On July 6, 2018, the National Trust announced its first class of grant award recipients in conjunction with the newly established African American Cultural Heritage Action Fund at a gathering of hundreds of thousands of people at the annual Essence Festival in New Orleans.
The Action Fund is a $25 million multi-year national initiative aimed at uplifting the largely overlooked contributions of African Americans by protecting and restoring African American historic sites and uncovering hidden stories of African Americans connected to historic sites across the nation. As part of this mission, the National Trust’s Action Fund awarded a total of more than $1 million in grants to support grassroots efforts to preserve sites across the country.
Grants were given across four categories: capacity building, project planning, capital, and programming and interpretation.
6 Grants Awarded to Historic Southern Site with the African American Cultural Heritage Action Fund
Civil Rights Sites of Birmingham City of Birmingham
Birmingham, Alabama. These sites, including the 16th Street Baptist Church, Bethel Baptist Church, and Colored Masonic Temple, are places where Rev. Shuttlesworth, Dr. Martin Luther King Jr., Rev. Ralph Abernathy, and Foot Soldiers broke the back of segregation and changed the world.
Freedom House Museum and Virginia National Urban League Headquarters Office of Historic Alexandria & Northern Virginia Urban League
Alexandria, Virginia. Located in the basement level of one of the largest and most infamous slave trading operations in the world, this museum tells the story of the Virginia slave trade. The building is now owned by the Virginia National Urban League.
​The Grand Old Lady National Association of Colored Women’s Club, Inc. and Youth Affiliates
Washington, D.C. Purchased in 1954 by the National Association of Colored Women’s Clubs Inc. (NACWC), The Grand Old Lady is the first permanent location of the NACWC, where it continues as the home for its administrative offices and historic documents and artifacts as well as a space for special events and meeting space for the D.C. club.
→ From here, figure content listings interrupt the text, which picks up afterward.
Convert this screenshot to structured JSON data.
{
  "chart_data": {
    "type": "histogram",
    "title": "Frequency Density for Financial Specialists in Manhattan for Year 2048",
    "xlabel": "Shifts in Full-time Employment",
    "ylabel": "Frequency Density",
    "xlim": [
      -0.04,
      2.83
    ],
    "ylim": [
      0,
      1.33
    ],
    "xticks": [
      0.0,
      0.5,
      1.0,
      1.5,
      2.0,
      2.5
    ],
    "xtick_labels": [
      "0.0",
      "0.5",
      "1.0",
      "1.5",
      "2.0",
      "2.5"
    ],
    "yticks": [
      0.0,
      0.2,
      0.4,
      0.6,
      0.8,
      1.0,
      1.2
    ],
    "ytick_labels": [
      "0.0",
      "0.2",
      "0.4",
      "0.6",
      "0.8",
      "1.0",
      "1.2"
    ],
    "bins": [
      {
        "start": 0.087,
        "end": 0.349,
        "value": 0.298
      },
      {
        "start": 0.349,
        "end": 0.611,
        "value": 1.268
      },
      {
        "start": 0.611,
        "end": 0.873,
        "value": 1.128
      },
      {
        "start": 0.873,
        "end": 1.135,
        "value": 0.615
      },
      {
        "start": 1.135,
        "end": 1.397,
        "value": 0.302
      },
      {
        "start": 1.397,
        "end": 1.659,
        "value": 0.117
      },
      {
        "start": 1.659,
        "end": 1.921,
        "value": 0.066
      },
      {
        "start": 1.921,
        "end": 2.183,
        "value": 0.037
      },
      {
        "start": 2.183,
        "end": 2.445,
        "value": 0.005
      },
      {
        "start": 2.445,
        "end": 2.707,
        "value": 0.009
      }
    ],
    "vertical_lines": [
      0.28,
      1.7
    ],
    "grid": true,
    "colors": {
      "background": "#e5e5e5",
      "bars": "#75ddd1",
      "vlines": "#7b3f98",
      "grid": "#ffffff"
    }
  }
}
The NACWC, founded by Josephine St. Pierre Ruffin, Mary Church Terrell, Harriet Tubman, and others, is seen by many as the founding organization for the black preservation movement, when in 1917 they appealed to citizens of Washington, D.C. to save Cedar Hill, the home of abolitionist Frederick Douglass.
Mars Hill Anderson Rosenwald School The Madison County Education Foundation and Historic Anderson Rosenwald Rehabilitation Project
Marshall, North Carolina. In 1928, this two-room school building was constructed with the assistance of Rosenwald funds. The Mars Hill Anderson Rosenwald School is an example of the historic Rosenwald schools program, recognized as one of the most important partnerships to advance African American education in the early 20th century.
Shockoe Bottom Preservation Virginia
Richmond, Virginia. A national center of the U.S slave trade in the 19th century, Shockoe Bottomwas home to a collection of auction houses, offices, slave jails, and residences of the prominent slave traders. Today, much of that history has since been razed and paved over, its archaeological resources largely unexcavated, making Shockoe Bottom an internationally significant opportunity for interpretation as a Site of Conscience.
Tuskegee University Rosenwald School Program Tuskegee University Department of Architecture
Tuskegee, Alabama. In 1881, Hampton Institute graduate and a former slave, Booker T. Washington, was assigned the role of establishing a school, without land, faculty or students. From its humble beginnings in one room near Butler Chapel AME Zion Church in Tuskegee, Alabama, Tuskegee University’s campus was built into a world-renowned institution. Tuskegee University is working to teach preservation trades to a new generation, continuing the legacy of Booker T. Washington, and creating a new generation of black architects and preservationists.